This is the third chapter of the tutorial series: Implement a RecSys.
- Chapter 1: Introduction and Project Overview
- Chapter 2: Understanding the Data and Feature Engineering
- Chapter 3: Negative Sampling
- Chapter 4: Offline Evaluation, MLflow Experiment Tracking, and Baseline Implementation
- Chapter 5: Design Session-based Recommendation System
- Chapter 6: Preparing for Serving
- Chapter 7: Building the API Layer
Introduction
In Chapter 2, we dug into our Amazon dataset and built a solid feature preprocessing pipeline. But we’re not ready to train any models yet. We’re missing something crucial: the labels that will teach our model the difference between what users want and what they don’t.
We already know which books users bought and when. Here comes a natural way to frame ours as a Machine Learning problem: Show the model a user’s past actions, then ask it to predict he’s going to read next.
If you keep an eye on the progress of ML in the last 15 years, you should find this idea of predicting next item based on a sequence of items familiar. This is how Tomas Mikolov and his colleagues at Google developed their influential Word2Vec model. Word2Vec is a simple but brilliant architecture that learns word relationships by studying which words hang out together. It breaks a sentence into input-output pairs where the surrounding words are the input and the hidden target word is what you’re trying to predict.
At each step, we pick a target word along with its neighboring context to form a positive training example.
How about the negatives?
If positives are observed from the surrounding context of a target word X, negatives are sampled by throwing in some randomly selected words which we haven’t found appear close to X. This mix challenges the model, teaching it to learn the patterns of words that appear in similar contexts.
Take an e-commerce business as an example. When a user clicks, views, or buys something, that’s a clear positive signal. But what about the millions of items they never touch? Are these items bad, or did the user just never discover them? These are the sorts of “negative” examples—where we assume that most of which he probably won’t pick.
When thinking about the importance of negative sampling, I personally find this analogy helpful: Training a recommendation model without negative samples is like teaching someone to recognize cats by only showing them cat pictures. They might think everything is a cat!
Given that, let’s put some thoughts into different ways we can actually generate negative samples.
All code for this chapter is in notebooks/002-negative-sample.ipynb
and src/negative_sampling.py
in the project repository.
Negative Sampling Strategies
Random Sampling
Let’s start with the obvious approach: just pick random items the user hasn’t touched.

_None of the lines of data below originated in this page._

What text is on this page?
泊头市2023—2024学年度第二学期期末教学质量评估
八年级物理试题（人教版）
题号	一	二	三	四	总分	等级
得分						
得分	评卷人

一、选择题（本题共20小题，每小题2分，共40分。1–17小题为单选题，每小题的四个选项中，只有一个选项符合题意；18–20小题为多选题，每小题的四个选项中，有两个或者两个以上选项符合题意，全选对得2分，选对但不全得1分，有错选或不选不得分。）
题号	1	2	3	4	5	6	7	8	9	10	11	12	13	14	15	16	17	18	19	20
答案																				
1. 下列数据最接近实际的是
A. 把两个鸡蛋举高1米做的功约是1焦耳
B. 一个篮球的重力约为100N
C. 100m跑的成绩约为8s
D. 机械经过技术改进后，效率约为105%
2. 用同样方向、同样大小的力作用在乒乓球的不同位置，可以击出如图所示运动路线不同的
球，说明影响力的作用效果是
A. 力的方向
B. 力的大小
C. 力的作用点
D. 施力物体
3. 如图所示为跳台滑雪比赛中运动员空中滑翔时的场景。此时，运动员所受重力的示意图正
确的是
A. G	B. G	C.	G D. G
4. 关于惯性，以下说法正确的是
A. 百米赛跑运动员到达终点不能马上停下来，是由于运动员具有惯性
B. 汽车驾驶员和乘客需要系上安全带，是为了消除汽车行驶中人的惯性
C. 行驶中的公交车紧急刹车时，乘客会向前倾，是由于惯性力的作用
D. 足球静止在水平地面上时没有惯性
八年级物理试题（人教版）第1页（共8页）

This is faily straightforward to code up. You grab all the items a user hasn’t interacted with, throw them in a hat, and pull out however many negatives you need. It’s fast, it’s unbiased, and it works.

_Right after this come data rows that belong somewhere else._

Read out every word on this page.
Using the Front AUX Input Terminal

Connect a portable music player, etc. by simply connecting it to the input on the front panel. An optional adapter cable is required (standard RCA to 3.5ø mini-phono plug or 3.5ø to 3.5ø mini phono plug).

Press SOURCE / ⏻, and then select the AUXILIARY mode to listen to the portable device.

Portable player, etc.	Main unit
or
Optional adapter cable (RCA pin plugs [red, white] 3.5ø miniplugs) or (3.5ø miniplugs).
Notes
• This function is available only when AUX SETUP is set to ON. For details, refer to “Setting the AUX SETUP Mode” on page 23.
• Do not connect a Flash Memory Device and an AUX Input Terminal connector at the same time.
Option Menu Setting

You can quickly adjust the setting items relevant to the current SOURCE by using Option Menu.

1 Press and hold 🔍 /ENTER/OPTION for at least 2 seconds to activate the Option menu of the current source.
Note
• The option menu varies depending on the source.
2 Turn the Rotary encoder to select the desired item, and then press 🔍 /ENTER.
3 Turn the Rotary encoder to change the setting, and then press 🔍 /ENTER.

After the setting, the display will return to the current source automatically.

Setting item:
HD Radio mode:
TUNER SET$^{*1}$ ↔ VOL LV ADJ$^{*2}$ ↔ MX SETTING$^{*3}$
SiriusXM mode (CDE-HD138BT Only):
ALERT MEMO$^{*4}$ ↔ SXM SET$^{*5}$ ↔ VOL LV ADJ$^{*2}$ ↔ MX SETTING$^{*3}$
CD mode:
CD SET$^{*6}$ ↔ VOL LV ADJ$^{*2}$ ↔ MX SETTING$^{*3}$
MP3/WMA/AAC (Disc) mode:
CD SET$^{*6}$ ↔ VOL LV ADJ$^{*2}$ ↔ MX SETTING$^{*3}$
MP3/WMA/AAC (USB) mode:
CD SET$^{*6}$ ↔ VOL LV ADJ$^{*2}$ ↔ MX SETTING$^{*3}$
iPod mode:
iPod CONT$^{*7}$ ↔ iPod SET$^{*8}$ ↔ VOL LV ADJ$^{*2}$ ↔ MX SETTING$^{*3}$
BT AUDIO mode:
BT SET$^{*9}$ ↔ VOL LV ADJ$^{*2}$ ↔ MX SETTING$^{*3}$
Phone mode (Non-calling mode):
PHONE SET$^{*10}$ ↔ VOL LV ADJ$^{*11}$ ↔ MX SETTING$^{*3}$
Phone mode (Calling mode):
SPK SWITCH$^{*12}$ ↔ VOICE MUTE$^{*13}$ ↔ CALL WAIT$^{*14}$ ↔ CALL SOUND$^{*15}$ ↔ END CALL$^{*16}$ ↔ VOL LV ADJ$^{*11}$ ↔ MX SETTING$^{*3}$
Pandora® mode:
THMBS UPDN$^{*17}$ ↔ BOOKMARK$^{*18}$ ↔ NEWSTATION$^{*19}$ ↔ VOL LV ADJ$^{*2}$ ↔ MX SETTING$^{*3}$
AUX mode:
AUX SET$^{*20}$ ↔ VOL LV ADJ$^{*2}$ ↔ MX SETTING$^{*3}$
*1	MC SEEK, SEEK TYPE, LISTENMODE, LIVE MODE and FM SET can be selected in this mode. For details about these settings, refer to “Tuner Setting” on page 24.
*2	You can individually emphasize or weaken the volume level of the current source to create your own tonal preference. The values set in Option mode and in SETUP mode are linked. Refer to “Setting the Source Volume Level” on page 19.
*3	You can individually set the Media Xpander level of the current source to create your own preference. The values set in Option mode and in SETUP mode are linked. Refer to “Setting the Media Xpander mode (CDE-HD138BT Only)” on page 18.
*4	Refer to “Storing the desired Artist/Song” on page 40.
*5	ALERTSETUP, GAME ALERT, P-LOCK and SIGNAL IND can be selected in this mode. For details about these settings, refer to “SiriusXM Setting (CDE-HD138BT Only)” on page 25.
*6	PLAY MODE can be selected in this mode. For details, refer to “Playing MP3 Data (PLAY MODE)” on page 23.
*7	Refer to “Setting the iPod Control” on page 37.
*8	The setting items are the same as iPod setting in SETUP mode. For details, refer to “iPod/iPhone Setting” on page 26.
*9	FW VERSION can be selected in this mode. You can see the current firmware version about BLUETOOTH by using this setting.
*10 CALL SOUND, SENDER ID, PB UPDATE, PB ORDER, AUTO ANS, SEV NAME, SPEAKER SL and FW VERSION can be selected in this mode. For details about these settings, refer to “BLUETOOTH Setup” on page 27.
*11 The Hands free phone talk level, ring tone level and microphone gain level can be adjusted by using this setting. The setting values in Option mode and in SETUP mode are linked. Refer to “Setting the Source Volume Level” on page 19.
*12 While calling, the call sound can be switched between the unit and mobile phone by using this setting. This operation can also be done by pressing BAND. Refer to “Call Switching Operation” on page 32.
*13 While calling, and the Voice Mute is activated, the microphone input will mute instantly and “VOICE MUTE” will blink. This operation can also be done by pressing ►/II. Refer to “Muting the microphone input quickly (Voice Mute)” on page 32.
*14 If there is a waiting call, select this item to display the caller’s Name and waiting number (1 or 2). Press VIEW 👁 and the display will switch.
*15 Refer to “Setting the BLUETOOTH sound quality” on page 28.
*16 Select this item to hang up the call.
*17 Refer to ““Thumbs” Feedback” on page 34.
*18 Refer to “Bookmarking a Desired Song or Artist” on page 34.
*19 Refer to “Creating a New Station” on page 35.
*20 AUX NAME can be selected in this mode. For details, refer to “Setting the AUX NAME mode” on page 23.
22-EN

But there’s a problem. Some of those “random” negatives might actually be items the user would love if they found them. There’s also another issue: the model might get biased toward popular items, since they show up in lots of positive pairs.
Popularity-Based Sampling
To deal with the above popularity bias, instead of picking negatives randomly, we sample them based on how popular they are in the dataset. This makes popular items get chosen as negatives more often.

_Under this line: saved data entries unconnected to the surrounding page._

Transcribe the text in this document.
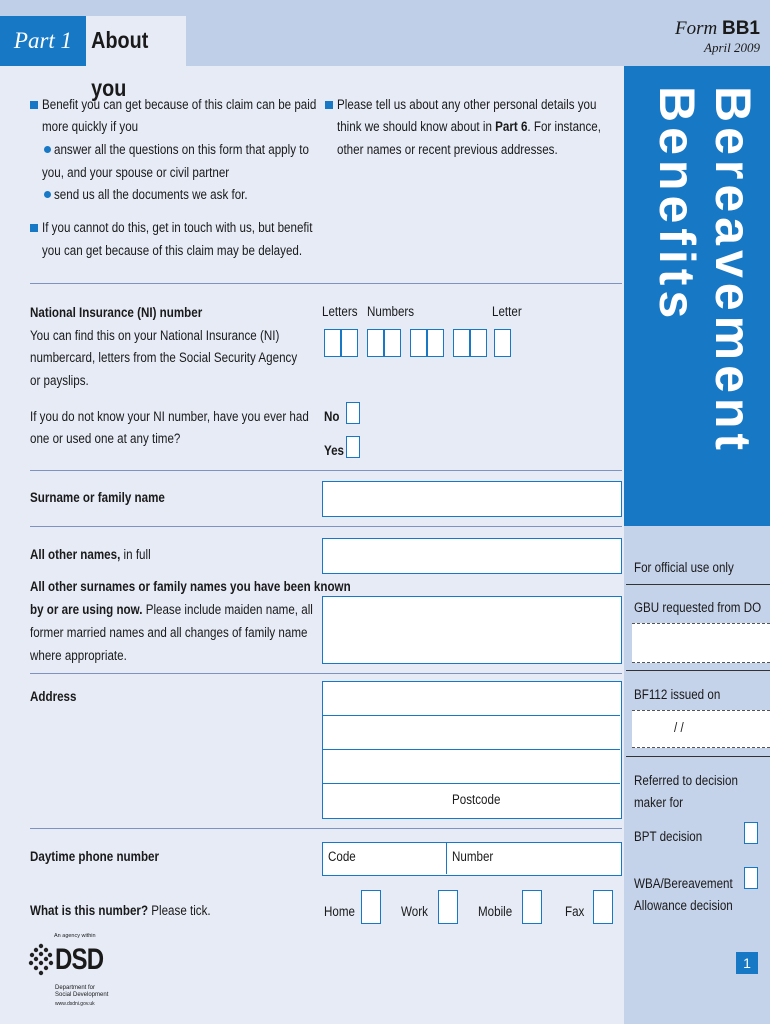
Part 1 About you
Form BB1
April 2009
Bereavement
Benefits
Benefit you can get because of this claim can be paid
more quickly if you
answer all the questions on this form that apply to
you, and your spouse or civil partner
send us all the documents we ask for.
If you cannot do this, get in touch with us, but benefit
you can get because of this claim may be delayed.
Please tell us about any other personal details you
think we should know about in Part 6. For instance,
other names or recent previous addresses.
National Insurance (NI) number
You can find this on your National Insurance (NI)
numbercard, letters from the Social Security Agency
or payslips.
Letters Numbers	Letter
If you do not know your NI number, have you ever had
one or used one at any time?
No
Yes
Surname or family name
All other names, in full
All other surnames or family names you have been known
by or are using now. Please include maiden name, all
former married names and all changes of family name
where appropriate.
Address
Postcode
Daytime phone number	Code	Number
What is this number? Please tick.	Home	Work	Mobile	Fax
An agency within
DSD
Department for
Social Development
www.dsdni.gov.uk
For official use only
GBU requested from DO
BF112 issued on
/ /
Referred to decision
maker for
BPT decision
WBA/Bereavement
Allowance decision
1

How does this help? A popular item has a higher chance of being liked by any user than a random item. So when we use popular items as negatives, we’re creating harder training examples. We’re forcing the model to learn why this specific user didn’t interact with this popular item, even though lots of other people did.
The downside? It requires more effort to implement, like tracking popularity statistics when doing sampling. And sometimes it’s true that popular items aren’t always bad choices for a user. They are often top-selling because they’re actually good.
Hard Negative Mining
This is the fancy approach. You need a model that’s already somewhat trained, and you use it to find items it thinks a user would like—but shouldn’t. These become your negative samples.
It’s like having a sparring partner who knows your weaknesses. The model keeps getting challenged by examples that are specifically designed to trip it up. As the model gets better, the negatives get harder, creating a virtuous cycle of improvement.
Sounds great, right? But it’s not always worth the extra effort, especially at the start. You need to train iteratively, which takes more time and compute. And there’s always the risk that you’re just teaching the model to overfit to its own biases.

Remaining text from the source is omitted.